Potential Insolvency of DCG and/or Genesis: As discussed in the report, Digital currency Group is the owner of the asset manager Grayscale as well as the prime broker Genesis. If the latter fails to raise enough funds in due time, the firm will have to resort to declaring bankruptcy. The ramification of this step would be the restructuring or liquidating of the manager’s assets in order to fill in the almost $1.5B hole if DCG is indeed the entity in debt. Things don’t look bright for the troubled lender as Binance has reportedly stepped away from the deal due to conflicts of interest with Genesis's business model.

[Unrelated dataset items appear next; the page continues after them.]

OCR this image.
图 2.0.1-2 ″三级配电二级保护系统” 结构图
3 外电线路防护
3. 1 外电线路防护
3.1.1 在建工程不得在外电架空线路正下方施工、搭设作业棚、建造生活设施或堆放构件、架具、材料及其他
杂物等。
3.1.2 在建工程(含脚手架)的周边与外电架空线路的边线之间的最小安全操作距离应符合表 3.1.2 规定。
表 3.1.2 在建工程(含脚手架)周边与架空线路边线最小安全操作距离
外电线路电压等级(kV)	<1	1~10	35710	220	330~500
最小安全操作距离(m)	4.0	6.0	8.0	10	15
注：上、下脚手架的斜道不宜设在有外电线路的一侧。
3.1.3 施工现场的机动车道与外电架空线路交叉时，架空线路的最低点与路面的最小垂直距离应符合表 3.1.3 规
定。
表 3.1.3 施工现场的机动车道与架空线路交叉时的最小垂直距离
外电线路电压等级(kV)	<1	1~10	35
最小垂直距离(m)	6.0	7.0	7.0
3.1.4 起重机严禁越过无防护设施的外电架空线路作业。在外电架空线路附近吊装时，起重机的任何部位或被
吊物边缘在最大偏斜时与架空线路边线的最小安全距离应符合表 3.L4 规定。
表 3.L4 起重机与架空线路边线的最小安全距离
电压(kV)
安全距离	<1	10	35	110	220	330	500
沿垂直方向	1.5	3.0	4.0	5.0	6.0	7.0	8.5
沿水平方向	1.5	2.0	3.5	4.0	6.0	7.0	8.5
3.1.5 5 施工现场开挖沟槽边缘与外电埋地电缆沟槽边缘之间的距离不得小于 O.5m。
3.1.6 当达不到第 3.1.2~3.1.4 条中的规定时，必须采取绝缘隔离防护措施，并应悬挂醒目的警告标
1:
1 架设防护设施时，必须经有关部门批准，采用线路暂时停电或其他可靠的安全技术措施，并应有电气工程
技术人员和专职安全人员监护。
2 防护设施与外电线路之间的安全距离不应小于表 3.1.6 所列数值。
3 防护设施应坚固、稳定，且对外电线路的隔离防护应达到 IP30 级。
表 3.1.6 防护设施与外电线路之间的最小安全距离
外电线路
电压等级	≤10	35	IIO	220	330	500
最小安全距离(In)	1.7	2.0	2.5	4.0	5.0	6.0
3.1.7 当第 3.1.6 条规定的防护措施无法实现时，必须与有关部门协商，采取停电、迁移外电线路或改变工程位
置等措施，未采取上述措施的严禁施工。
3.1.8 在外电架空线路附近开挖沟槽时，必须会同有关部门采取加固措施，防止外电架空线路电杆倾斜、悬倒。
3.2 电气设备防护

FTX Hacker Amplifying Selling Pressure: The unknown entity identified for siphoning more than $600M of assets, amidst the chaos of last week, off the FTX exchange still has close to $200M worth of ETH. The hacker’s on-chain activity showed that he’s on the move as recently swapped millions of ETH into renBTC last Sunday, potentially preparing to unwrap first into Bitcoin, then launder the assets through some of the available mixer solutions that would have deeper liquidity than the sanctioned Tornado Cash that lives on the Ethereum network
Short-Term Decimation of the Solana ecosystem: As liquidity dries up on the alternative Layer1, critical DeFi service providers have demonstrated their readiness to step away from the embattled ecosystem. Tether’s decision to migrate more than a billion dollars of its USDT stablecoin to Ethereum and the exchanges reluctance in accepting deposits of native USDT on Solana is signifying that more problems could in sight for the network.
Disclaimer
The information provided does not constitute a prospectus or other offering material and does not contain or constitute an offer to sell or a solicitation of any offer to buy securities in any jurisdiction. Some of the information published herein may contain forward-looking statements. Readers are cautioned that any such forward-looking statements are not guarantees of future performance and involve risks and uncertainties and that actual results may differ materially from those in the forward-looking statements as a result of various factors. The information contained herein may not be considered as economic, legal, tax or other advice and users are cautioned to base investment decisions or other decisions solely on the content hereof.